Challenge the boss and get fired.

Skip bill payments and the lights go off.

A Phucomol Attitude

A Phucomol attitude can backfire spectacularly.

Frank Sinatra was the biggest star of the twentieth century.

High serotonin? Fuggedaboutit.

A magnetic personality, he could act effortlessly and get it right on the first take and walk off the set.

His music will live forever.

He could even dance if he had to.

“You didn’t know I couldn’t dance!”

But he was the least comedic of the Rat Pack he led: audiences laughed at his jokes because they loved him so.

Billy Wilder wanted him for one of the leads in the greatest screen comedy ever, “Some Like It Hot.”

They had a meeting.

Sinatra didn’t show up.

Wilder ruled him out.

Sinatra missed out on earning the greatest comedy chops of all time.

If your serotonin runs too high you can, as our ancestors said of carriage horses, “kick over the traces.”

If you want to succeed in life think like Michael, not Sonny Corleone.

Think like FDR, elected for four terms, fending off a long-forgotten coup in his first.
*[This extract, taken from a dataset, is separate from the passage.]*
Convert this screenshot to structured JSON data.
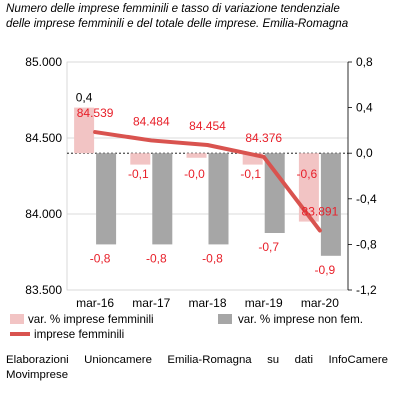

Not like JFK, who is said to have threatened to “splinter the CIA into a thousand pieces and scatter it into the wind.”

Be Antifragile

If you wish to be truly successful, enjoy high serotonin as often as possible, despite the dirty curves, cruel jokes and beanballs that life will pitch you, take a page from essayist Nassim Nicholas Taleb:

Be “antifragile.”

The opposite of fragile: not merely strong but resilient.

A good fighter can take the punches.

Learn from life’s challenges and frustrations and adapt.

As Charlie Munger says, “Utilize the terrible blow in a constructive fashion.”

Because, as this delightful TikTok video slyly suggests, if you just take serotonergics, nothing really changes.